Chandrasekera builds a dizzyingly complex world, with enough ideas for 10 books, and it’s all entertaining enough that his theme — the dangers of religious extremism paired with racist totalitarianism — sneaks up on you. The followers of Fetter’s father, known as the Perfect and Kind, slowly gain power and impose their rule on everyone else, until everything goes just slightly Kafkaesque. As “Saint of Bright Doors” gets progressively weirder (and at times, more perplexing), you only root harder for Fetter to fight for his freedom.

“Citadel,” by C.M. Alongi, plays with familiar territory: A human colony on an alien world is besieged by alien creatures whom the humans believe are animalistic “demons” — but one character begins to suspect the “demons” are actually… people. What sets “Citadel” apart is its sensitive depiction of a theocratic dystopia, and the ways that people carve out spaces of survival and resistance.

Much like Asuka in “The Bright Sky,” the main protagonist of “Citadel” is refreshing: Olivia is a nonverbal autistic person who communicates only in writing. And there’s a pleasing complexity to Alongi’s world building: The state executes and persecutes people in the name of religion, but religious leaders are also leading the liberation struggle. The alien “demons,” or chimera, have friendly and warlike factions. “Citadel” is a worthy addition to the alien-world canon, but also a glorious primer on forming alliances to resist tyranny.
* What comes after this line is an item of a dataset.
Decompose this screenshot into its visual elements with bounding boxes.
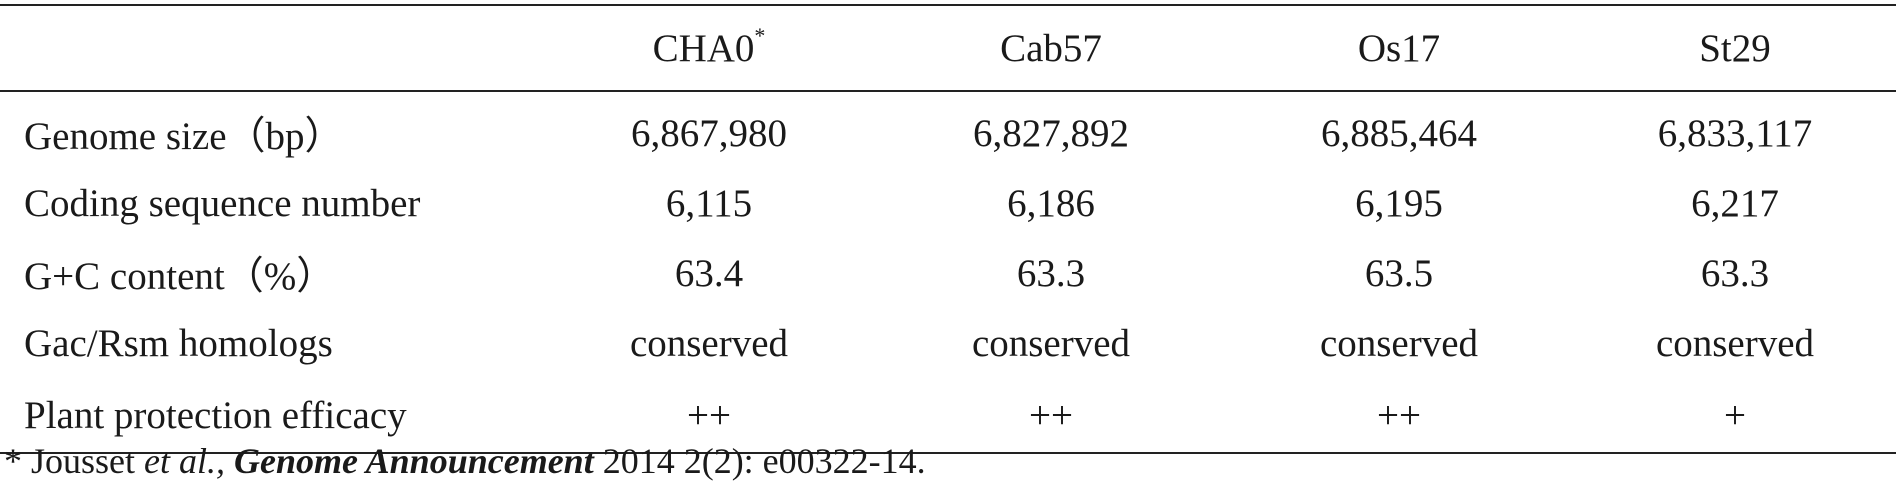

In the novella “Counterweight,” by Korean author Djuna (translated by Anton Hur), a corporate spy named Mac gets sucked into a power struggle over the future of the all-powerful LK corporation, which controls the world’s first space elevator. AIs, a man with the dead LK CEO’s memories, and brain implants shape this dizzyingly subversive cyberpunk thriller.

The fanatics in “Counterweight” are mostly astroturfed — orchestrated by those above for their own purposes: When the LK corporation massacres 50 dissidents, it’s blamed on a “radical Christian terrorist bomb attack,” and the corporate schemers create plenty of other fake organizations, not to mention fake individuals. But the novel’s stakes actually justify a certain messianic fervor. Whoever controls the space elevator controls the future, and that dead CEO might not stay dead. In true Philip K. Dick style, Djuna serves up enough paranoia and clever ideas to keep you guessing.

Whether they’re tackling nationalism, theocracy or corporate power, these novels remind us that there’s always someone stoking mass panics — and it’s up to the rest of us to figure out the truth before we get swept away.